The implication is that investors did better in that time period than if they had been in equal quality corporates. Is that true?))

Again I don't get Markettimer and I am clearly not as detailed in recollections as some of the folks on this board like Kirk. Nevertheless if my recollection is right, BB started emphasizing Ginnie Maes around the time he went bearish on the market in 2000. He has consistently been pushing Ginnie Mae funds all the way to now, although he now is emphasizing the inflation and interest rate risk on the principal. A comparison to corporates? I don't think he'd quibble with an investment in corporate bonds. His preference has always been mutual funds and Ginnie Mae mutual funds in particular. That's my recollection and interpretation of events.

-- posted by permabear



Top 10.   Jan 31, 2005 3:31 PM

» arommel88 - Re: Re: Re: Re: Re: If Only Brinker Had...

In response to Re: Re: Re: Re: If Only Brinker Had... posted by JIMMY62:


The implication is that investors did better in that time period than if they had been in equal quality corporates.

I think intermediate treasuries, not corporates are comparible on a risk adjusted basis. Bob did and still does recommend GNMAs to my knowledge. GNMA funds did well but did suffer from prepayment vs intermediate treasuries. Intermediate treasuries would have been the better investment considering the drop in rates. However I remember him talking about ignoring the volitility of +10/-10 and not discussing the timing GNMAs for fixed income types so I am not so sure he has been in the bond timing business. If you are bond timeing then GNMAs are betting on flat rates I figure.

-- posted by arommel88



Top 11.   Jan 31, 2005 3:45 PM

» JIMMY62 - There you go again

In response to Re: Re: Re: Re: Re: If Only Brinker Had... posted by permabear:

around the time he went bearish on the market in 2000.

You say "Bob went bearish on the market in 2000" as if that tells the story.

Bob pulled part of the equities out of the market in 2000. Bob left part of the equities in the market in 2000. Bob put part of the equities that he took out of the market in 2000 back into the market in 2000.

Bob had less money in equities at the end of 2000 than he had at the start. In itself that make him less bullish and more bearish that before.

I characterize his position in the spring of 2000 as neutral or hedged, not bearish in the usual sence of the term.

Back on topic:
Bob has consistently advised against high yeild bond funds. Bob has consistently advised for Ginnie Mae mutual funds. Ginnie Mae mutual funds have higher yield than US govt bond funds. Ginnie Mae mutual funds are further up the risk curve than US govt bond funds. How far?

I am wondering where on the bond rating scales do Ginnie Mae plot? Are they equivalent to AAA or what?

If that question could be answered, the next question would be are Ginnie Maes a better bet than their equivalent corporate bond?
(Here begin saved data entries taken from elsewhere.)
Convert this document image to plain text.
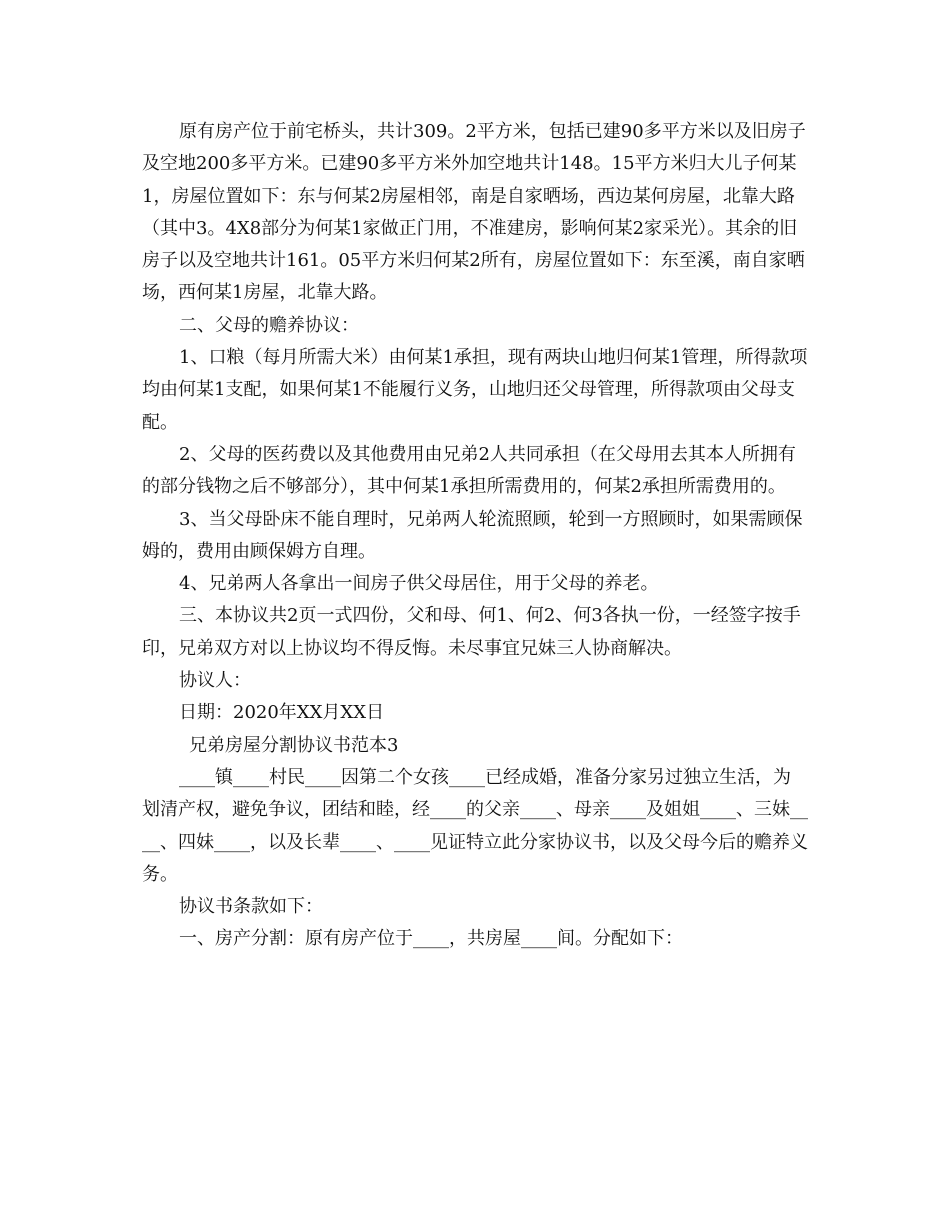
原有房产位于前宅桥头，共计309。2平方米，包括已建90多平方米以及旧房子及空地200多平方米。已建90多平方米外加空地共计148。15平方米归大儿子何某1，房屋位置如下：东与何某2房屋相邻，南是自家晒场，西边某何房屋，北靠大路（其中3。4X8部分为何某1家做正门用，不准建房，影响何某2家采光）。其余的旧房子以及空地共计161。05平方米归何某2所有，房屋位置如下：东至溪，南自家晒场，西何某1房屋，北靠大路。

二、父母的赡养协议：

1、口粮（每月所需大米）由何某1承担，现有两块山地归何某1管理，所得款项均由何某1支配，如果何某1不能履行义务，山地归还父母管理，所得款项由父母支配。

2、父母的医药费以及其他费用由兄弟2人共同承担（在父母用去其本人所拥有的部分钱物之后不够部分），其中何某1承担所需费用的，何某2承担所需费用的。

3、当父母卧床不能自理时，兄弟两人轮流照顾，轮到一方照顾时，如果需顾保姆的，费用由顾保姆方自理。

4、兄弟两人各拿出一间房子供父母居住，用于父母的养老。

三、本协议共2页一式四份，父和母、何1、何2、何3各执一份，一经签字按手印，兄弟双方对以上协议均不得反悔。未尽事宜兄妹三人协商解决。

协议人：

日期：2020年XX月XX日

兄弟房屋分割协议书范本3

____镇____村民____因第二个女孩____已经成婚，准备分家另过独立生活，为划清产权，避免争议，团结和睦，经____的父亲____、母亲____及姐姐____、三妹____、四妹____，以及长辈____、____见证特立此分家协议书，以及父母今后的赡养义务。

协议书条款如下：

一、房产分割：原有房产位于____，共房屋____间。分配如下：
What is the alternative that Bob is using for comparison with Ginnie Mae funds?

-- posted by JIMMY62



Top 12.   Jan 31, 2005 4:08 PM

» nomore9to5 - Saturday Caller re Private SS Accounts

Anyone hear the caller regarding using TIPS in the proposed private social security accounts? IMHO this is a great idea. If one was limited to only investing in TIPS in their private account, there would be no need for a "bridge loan", they would be protected against inflation, and they could count it towards their estate. Plus the money would be taken out of Washington.

Although I prefer equities, IMO this is a great first step.

Am I missing something?

Billy
Website http://www.geocities.com/ba264

-- posted by nomore9to5



Top 13.   Jan 31, 2005 4:34 PM

» allancoleman - Re: There you go again

In response to There you go again posted by JIMMY62:


at the present time bob has the majority of his fixed income portfolio in GNMA's , the next weighting is the Short-Term Investment Grade , the next is High Yield Corporate , and the smallest allocation is the Inflation-Protected securities . the percentages really don't matter cause they have changed over time .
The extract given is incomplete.